The Accelerator is key to unlocking this data because existing platforms for accessing such data are outdated and fit for a different time. Currently, Data.gov is home to more than 360,000 datasets, but due to the fragmentation of different agencies’ data, lack of regular updates, and heterogeneity in metadata and structure its usability for model development is limited. These deficiencies introduce frictions that limit the utility and usability of this data for model developers. Ideally, by establishing a clear, standardized schema and cadence for making such data available the Accelerator can ensure that this data can be used to the fullest extent.
Luckily, there is existing law and policy on the books that legislators and executive branch officials can rely on to advance this idea. The Foundations for Evidence-Based Policymaking Act of 2018 sought to improve federal data access and standardization. Simply put, this law requires agencies to make government data “open by default”, and includes specific expectations for government data assets. This creates the statutory foundation for federal data collection and dissemination to the public. The Office of Management and Budget could issue a memorandum under the powers this legislation vests in it to establish guidance for federal agencies to make publicly available data AI-ready. The Department of Commerce published a report in 2025 on steps taken to ensure publicly available data can support generative AI development and deployment. The insights found within this report could serve as a starting point for future guidance.
Even if there are gaps in this approach, there are willing partners within the legislature and the executive branch who stand ready to help.
On the congressional side, Senator Ted Budd (R-NC) and Senator Andy Kim (D-NJ) have introduced legislation to ensure that federal data can be accessible and useful for AI model development. Their legislation would direct the National Institute of Standards and Technology to collaborate with other relevant agencies and stakeholders to develop standardized schema to maximize the accessibility and utility of public data.
Turning to the executive branch, President Trump’s recently-released National Policy Framework for Artificial Intelligence recognizes the value of government data for model development. In Section V, the framework directs Congress to “provide resources to make federal datasets accessible to industry and academia in AI-ready formats for use in training AI models and systems.” Such language is unambiguous: federal datasets can and should be made accessible to accelerate American AI development.
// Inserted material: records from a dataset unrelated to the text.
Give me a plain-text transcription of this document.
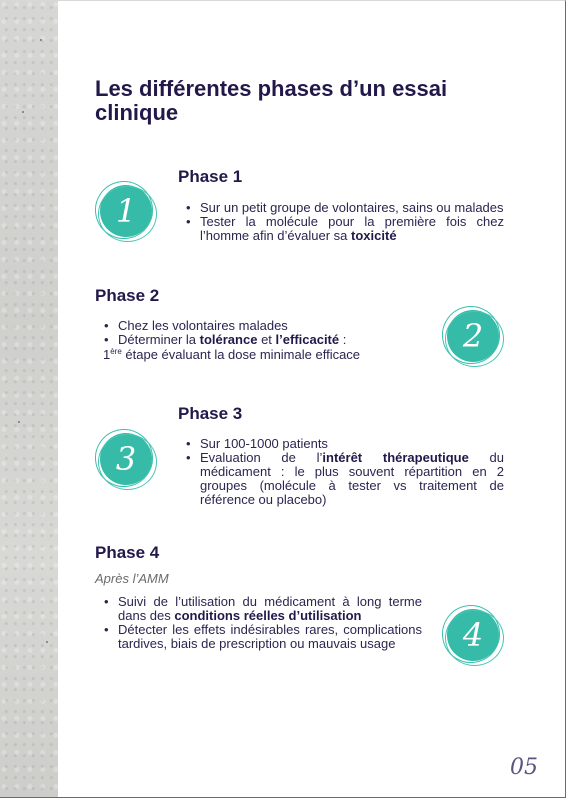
Les différentes phases d’un essai clinique
Phase 1
1	• Sur un petit groupe de volontaires, sains ou malades
• Tester la molécule pour la première fois chez l’homme afin d’évaluer sa toxicité
Phase 2
2
• Chez les volontaires malades
• Déterminer la tolérance et l’efficacité :
1ère étape évaluant la dose minimale efficace
Phase 3
3	• Sur 100-1000 patients
• Evaluation de l’intérêt thérapeutique du médicament : le plus souvent répartition en 2 groupes (molécule à tester vs traitement de référence ou placebo)
Phase 4
Après l’AMM
• Suivi de l’utilisation du médicament à long terme dans des conditions réelles d’utilisation
• Détecter les effets indésirables rares, complications tardives, biais de prescription ou mauvais usage	4
05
The U.S. Data Accelerator is about enabling “American Innovation,” but it is also about “Innovating America.” Making more high-quality data available for model developers can support further scaling of existing model architectures and firms, while also creating opportunities for new firms or developers. Strengthening the data commons will help firms of all sizes, but particularly startups and new entrants. Such a project can fuel America’s entrepreneurial engine. But this project can also demonstrate the government’s ability to be an enabler of innovation by provisioning a public benefit. With the legal frameworks and raw resources clearly identified, the next step is building the capacity and will to execute.